The solution may involve keeping more of the payment stack on-chain. As more companies move treasury operations on-chain, enable payroll in stablecoins, and pay suppliers with digital assets, the need for constant fiat conversion diminishes. The endgame: "Let's keep as much on-chain as possible and cut out that off-ramp at the very end of the transaction."

📈 The Growth Thesis: Enterprise Partnerships and Economies of Scale

WalletConnect's bull case rests on several pillars:

  • Network Effects: With 700+ connected wallets and minimal direct competitors at scale, WalletConnect has built a significant moat
  • Traditional Finance Integration: The recent hire of a Chief Revenue Officer from Visa signals a push into enterprise sales
  • Optionality: Multiple product lines (payments, tokenized assets, B2B settlement) provide resilience if any single thesis proves wrong
  • Willingness to Pay: Traditional financial institutions have established budgets for secure, robust infrastructure — unlike some crypto-native players

The path from $6 billion to $60 billion in weekly volume runs through business use cases and enterprise adoption. Recent focus areas include compliance tooling and security infrastructure — particularly critical after what Hoggrave describes as "one of the worst [three-month periods] in the history of crypto for security incidents."

⚖️ Waiting on Regulatory Clarity

The fate of the GENIUS Act remains a near-term wildcard. While the broader trajectory points toward institutional adoption regardless of specific legislation, regulatory clarity would remove friction and accelerate deployment timelines. As Hoggrave notes, failure to pass clarity-focused legislation "is going to put a little bit of restraint on the space."

But the momentum appears structural rather than policy-dependent. Financial institutions are building real product integrations, not speculative side projects. The question is velocity, not direction.

🔮 The 10-Year View

Predicting the next decade of financial infrastructure evolution is inherently uncertain — "if you'd asked me 10 years ago about the 10 years that we've just seen in this space, I definitely wouldn't have gotten it right" — but the positioning is clear.

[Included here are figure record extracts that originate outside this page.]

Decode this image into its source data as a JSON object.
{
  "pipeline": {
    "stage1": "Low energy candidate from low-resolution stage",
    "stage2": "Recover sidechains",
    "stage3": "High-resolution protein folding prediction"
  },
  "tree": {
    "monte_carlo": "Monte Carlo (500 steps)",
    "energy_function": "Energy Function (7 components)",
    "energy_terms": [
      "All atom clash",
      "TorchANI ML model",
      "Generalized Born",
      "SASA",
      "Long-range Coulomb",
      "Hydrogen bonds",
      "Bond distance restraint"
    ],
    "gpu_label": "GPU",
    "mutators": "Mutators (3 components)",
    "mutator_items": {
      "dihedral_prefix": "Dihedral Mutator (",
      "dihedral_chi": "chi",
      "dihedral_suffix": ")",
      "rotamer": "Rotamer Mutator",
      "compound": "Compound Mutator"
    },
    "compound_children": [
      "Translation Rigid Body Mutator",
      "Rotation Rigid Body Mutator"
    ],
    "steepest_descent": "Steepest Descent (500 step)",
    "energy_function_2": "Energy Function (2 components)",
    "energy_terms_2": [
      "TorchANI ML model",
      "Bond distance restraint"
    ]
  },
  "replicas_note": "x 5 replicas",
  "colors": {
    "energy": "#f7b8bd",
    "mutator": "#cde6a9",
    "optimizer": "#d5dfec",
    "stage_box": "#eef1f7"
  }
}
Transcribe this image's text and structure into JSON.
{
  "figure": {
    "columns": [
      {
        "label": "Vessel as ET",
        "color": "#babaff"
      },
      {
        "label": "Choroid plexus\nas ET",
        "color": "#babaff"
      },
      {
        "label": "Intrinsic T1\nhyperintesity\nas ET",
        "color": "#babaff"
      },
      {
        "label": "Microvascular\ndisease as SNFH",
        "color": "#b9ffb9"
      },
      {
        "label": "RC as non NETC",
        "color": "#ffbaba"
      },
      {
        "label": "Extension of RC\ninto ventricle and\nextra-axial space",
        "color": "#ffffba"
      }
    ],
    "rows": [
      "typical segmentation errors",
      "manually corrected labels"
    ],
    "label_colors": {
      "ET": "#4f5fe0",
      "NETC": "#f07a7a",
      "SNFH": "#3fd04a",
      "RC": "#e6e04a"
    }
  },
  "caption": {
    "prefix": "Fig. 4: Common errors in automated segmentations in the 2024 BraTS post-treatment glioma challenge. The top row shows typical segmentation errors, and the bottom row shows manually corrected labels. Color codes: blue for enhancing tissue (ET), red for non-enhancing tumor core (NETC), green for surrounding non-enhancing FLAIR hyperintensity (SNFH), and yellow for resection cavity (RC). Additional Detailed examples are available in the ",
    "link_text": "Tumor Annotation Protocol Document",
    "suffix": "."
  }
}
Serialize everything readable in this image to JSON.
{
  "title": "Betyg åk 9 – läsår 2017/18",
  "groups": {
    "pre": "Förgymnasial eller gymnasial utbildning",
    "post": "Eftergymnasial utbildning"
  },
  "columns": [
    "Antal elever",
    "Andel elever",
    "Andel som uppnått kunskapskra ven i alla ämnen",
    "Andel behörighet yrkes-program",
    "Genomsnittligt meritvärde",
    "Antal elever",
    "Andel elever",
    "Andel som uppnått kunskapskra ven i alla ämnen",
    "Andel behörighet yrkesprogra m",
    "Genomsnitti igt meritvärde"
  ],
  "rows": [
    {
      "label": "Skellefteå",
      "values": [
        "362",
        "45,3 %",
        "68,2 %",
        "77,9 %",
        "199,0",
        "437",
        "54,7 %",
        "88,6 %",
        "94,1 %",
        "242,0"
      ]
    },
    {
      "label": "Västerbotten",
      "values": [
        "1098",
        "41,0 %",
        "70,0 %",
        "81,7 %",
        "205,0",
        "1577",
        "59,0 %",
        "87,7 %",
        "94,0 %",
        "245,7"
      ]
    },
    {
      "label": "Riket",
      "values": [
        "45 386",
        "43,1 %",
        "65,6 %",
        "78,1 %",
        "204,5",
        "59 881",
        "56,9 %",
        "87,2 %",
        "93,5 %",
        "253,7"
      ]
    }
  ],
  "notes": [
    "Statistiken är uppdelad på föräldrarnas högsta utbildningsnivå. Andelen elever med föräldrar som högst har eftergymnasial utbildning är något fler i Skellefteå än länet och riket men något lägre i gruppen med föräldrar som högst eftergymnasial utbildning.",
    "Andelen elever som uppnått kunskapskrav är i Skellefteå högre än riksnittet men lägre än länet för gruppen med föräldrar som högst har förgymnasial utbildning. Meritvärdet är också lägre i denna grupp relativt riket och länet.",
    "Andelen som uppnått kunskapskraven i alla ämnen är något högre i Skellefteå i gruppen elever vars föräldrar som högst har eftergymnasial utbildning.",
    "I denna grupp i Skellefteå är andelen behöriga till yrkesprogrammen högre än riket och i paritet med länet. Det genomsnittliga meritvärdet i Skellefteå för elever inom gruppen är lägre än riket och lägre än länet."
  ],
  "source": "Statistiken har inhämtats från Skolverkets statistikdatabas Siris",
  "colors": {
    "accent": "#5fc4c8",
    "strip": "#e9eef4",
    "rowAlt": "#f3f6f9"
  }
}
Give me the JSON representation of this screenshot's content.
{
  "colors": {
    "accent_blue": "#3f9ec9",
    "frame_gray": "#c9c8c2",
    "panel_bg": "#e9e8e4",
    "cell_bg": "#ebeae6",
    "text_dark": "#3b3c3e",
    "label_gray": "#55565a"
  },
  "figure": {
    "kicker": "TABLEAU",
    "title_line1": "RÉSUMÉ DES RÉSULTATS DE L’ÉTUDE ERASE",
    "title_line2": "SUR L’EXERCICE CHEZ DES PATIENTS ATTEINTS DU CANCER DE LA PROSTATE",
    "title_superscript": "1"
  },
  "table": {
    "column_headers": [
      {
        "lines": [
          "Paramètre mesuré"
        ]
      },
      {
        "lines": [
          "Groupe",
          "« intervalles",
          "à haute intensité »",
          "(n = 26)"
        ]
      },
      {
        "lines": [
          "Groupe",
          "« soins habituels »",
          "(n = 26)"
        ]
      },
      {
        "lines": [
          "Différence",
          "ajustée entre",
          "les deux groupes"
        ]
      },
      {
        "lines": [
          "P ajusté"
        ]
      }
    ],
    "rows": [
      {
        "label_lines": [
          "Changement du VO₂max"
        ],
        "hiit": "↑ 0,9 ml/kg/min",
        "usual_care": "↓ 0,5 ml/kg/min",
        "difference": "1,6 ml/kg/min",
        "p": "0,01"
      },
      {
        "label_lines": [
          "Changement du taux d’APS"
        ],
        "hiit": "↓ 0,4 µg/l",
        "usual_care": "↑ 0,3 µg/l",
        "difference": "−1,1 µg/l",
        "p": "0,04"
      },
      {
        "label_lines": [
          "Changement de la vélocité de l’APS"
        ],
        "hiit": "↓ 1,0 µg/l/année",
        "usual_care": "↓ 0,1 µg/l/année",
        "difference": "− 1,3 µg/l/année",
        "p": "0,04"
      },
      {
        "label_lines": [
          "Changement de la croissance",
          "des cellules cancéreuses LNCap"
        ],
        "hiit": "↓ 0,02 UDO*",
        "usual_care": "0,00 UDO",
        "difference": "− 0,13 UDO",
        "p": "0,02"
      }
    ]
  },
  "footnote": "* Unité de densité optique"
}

WalletConnect is betting that a significant portion of global financial transactions will eventually touch blockchain rails, whether through:

  • Consumer payments with stablecoins
  • B2B settlement using tokenized assets
  • Securities trading on distributed ledgers
  • Cross-border remittances via digital currencies

The company's infrastructure sits at the intersection of all these use cases. The strategy isn't to predict which specific application dominates, but to ensure WalletConnect remains essential regardless of how the market evolves.

That's the infrastructure play: build the pipes, stay neutral, and capture value as the ecosystem scales.


As stablecoin volumes continue their steady climb and traditional finance accelerates its blockchain integration, the companies providing core connectivity infrastructure are positioning themselves as the next generation of financial utilities. Whether measured in billions of dollars per week or hundreds of thousands of connected applications, the infrastructure layer is where abstract potential is becoming measurable reality.